Безжалостный Пруст развенчивает не только любовь, но и понятие счастья. Счастья, утверждает Пруст, в реальности нет, оно в нашем воображении. Изменится игра воображения — и счастье рассеется, исчезнет, как пыль.

Пруст и Флобер едины в том, что единственно реальный мир — это мир искусства и что подлинным является лишь тот рай, который утрачен. «Может ли рядовой человек исповедовать эту философию?» — задает вопрос Андре Моруа и сам на него отвечает: «Конечно же, нет».

Но у творцов, естественно, все по-другому. «Истинное искусство — это искусство, которое улавливает реальность удаляющейся от нас жизни…» — говорит Пруст в романе «У Германтов».

Писатель доказал, что произведение искусства — это найденное время, борьба с небытием и бесследностью…

«Все эти дни я читал „Свана“, — записывал в своем дневнике художник Константин Сомов. — Наслаждался и потел, и голова трещала, когда надо было добираться в его бесконечных извилинах и скобках до конечного смысла его мысли. Он — Пруст — великолепен и мучителен…»

Однако не всем он по душе. Исаак Бабель как-то сказал о нем: «Большой писатель. А скучно…»

Это Бабель, а что же говорить о массовом читателе, который не в состоянии одолеть мучительно неторопливое, подробнейшее повествование, стилистически сложное, метафорически насыщенное, где одна фраза порой растягивается на целую страницу. В «круговети расплывчатых впечатлений» (слова самого Пруста) читатель теряет голову и откладывает книгу. Да и мечта романиста «обежать весь мир в погоне за умчавшимся днем с его быстротечной прелестью» не всех привлекает. Куда лучше что-то конкретное и осязаемое — попить пивко «Клинское» или сжевать какой-нибудь «сникерс». Выпил, съел — как в известном рекламном слогане — «и порядок!».

И все же Пруст — это затягивает

Скучно.
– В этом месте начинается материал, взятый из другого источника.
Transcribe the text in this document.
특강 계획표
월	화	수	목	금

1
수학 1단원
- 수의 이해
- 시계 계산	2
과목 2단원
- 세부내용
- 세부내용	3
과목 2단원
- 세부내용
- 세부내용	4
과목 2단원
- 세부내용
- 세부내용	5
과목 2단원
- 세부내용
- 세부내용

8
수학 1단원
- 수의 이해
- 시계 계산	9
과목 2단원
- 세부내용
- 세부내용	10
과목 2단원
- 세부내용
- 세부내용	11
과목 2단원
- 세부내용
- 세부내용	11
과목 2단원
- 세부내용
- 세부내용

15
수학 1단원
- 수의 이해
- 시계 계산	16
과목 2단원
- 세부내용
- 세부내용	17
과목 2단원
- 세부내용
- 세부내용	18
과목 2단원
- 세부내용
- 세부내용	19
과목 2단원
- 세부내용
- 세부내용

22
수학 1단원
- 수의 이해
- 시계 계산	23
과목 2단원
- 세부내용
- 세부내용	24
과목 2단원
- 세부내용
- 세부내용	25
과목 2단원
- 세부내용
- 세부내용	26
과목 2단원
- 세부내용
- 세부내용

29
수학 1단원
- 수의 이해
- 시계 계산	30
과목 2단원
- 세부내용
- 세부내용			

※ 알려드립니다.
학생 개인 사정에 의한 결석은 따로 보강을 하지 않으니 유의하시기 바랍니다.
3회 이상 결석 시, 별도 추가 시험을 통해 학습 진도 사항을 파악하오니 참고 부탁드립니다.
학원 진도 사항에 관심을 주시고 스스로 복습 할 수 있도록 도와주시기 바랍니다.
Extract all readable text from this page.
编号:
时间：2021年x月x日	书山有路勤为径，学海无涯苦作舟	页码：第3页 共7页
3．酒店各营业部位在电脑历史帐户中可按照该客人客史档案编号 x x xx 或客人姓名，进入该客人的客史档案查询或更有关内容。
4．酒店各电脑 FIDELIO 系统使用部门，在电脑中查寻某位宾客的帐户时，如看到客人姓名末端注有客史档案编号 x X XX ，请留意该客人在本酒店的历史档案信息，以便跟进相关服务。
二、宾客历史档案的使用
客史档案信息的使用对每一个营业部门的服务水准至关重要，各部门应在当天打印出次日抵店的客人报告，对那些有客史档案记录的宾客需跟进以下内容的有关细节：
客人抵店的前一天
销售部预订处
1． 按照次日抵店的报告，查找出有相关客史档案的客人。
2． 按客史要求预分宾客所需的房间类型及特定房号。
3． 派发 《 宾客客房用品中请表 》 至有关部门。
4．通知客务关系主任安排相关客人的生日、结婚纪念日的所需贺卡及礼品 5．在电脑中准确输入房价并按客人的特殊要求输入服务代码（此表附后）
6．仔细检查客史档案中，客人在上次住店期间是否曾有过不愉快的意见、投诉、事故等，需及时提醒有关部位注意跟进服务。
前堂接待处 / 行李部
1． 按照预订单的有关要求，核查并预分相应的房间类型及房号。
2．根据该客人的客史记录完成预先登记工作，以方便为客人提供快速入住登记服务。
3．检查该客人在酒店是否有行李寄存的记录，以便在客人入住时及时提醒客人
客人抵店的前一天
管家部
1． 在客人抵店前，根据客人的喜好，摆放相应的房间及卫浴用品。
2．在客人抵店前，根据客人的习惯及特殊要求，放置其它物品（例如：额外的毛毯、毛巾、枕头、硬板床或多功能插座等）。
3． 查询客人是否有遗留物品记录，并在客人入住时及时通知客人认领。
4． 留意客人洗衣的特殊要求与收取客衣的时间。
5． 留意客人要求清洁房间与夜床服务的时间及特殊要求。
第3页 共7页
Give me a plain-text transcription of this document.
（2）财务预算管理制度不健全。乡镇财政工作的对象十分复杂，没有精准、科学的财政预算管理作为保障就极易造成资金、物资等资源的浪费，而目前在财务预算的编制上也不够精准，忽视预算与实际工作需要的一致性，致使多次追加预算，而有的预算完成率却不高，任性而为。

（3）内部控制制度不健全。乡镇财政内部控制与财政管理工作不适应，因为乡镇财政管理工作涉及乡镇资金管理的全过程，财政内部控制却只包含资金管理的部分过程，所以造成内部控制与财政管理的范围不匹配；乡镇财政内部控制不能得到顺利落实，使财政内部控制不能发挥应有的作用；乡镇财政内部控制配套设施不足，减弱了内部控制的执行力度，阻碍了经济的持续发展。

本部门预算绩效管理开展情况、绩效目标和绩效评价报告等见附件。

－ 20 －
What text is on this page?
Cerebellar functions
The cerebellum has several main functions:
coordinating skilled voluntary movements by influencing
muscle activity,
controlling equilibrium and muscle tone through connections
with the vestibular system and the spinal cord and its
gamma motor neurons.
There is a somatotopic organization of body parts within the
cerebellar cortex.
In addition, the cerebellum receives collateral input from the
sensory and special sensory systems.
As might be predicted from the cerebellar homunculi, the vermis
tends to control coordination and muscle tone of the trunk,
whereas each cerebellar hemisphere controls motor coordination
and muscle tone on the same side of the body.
Тягомотно. Неинтересно. Но в то же время крайне заманчиво. Интригующе. Остро.

Одному из переводчиков Пруста, Николаю Любимову, кто-то из его знакомых написал следующее:

  • Коля, Пруста дай прочесть!
  • Окажи такую честь!
  • От Марселя-то, от Пруста
  • Ошалела наша Русь-то.
  • Ходишь нынче без Пруста,
  • Словно ж… без хвоста.
  • Коля, Пруста дай прочесть!
  • Окажи такую честь!
  • Даже бабы, будь им пусто,
  • День и ночь читают Пруста.
  • Только ляжешь к ней в постель,
  • Глядь — а там уже Марсель.
  • Коля, Пруста дай прочесть,
  • Окажи такую честь!

Николай Любимов (1912–1992) — знаменитый переводчик с французского. Переводил Рабле, Бомарше, Мериме, Флобера, Метерлинка и многих других классиков. Свое переводческое мастерство Любимов применил и к текучей неуловимости стиля Марселя Пруста.

Первый том Пруста в переводе Николая Любимова вышел в 1973 году, второй — в 1976, в 1980 году — третий. Переводы давались нелегко, тяжело приходилось преодолевать и издательские барьеры. К примеру, том «Содом и Гоморра» вышел в урезанном, искалеченном виде. Николай Любимов скончался, едва закончив перевод «Беглянки», так и не увидев ее вышедшей из печати и, главное, не успев перевести последний роман цикла — «Обретенное время».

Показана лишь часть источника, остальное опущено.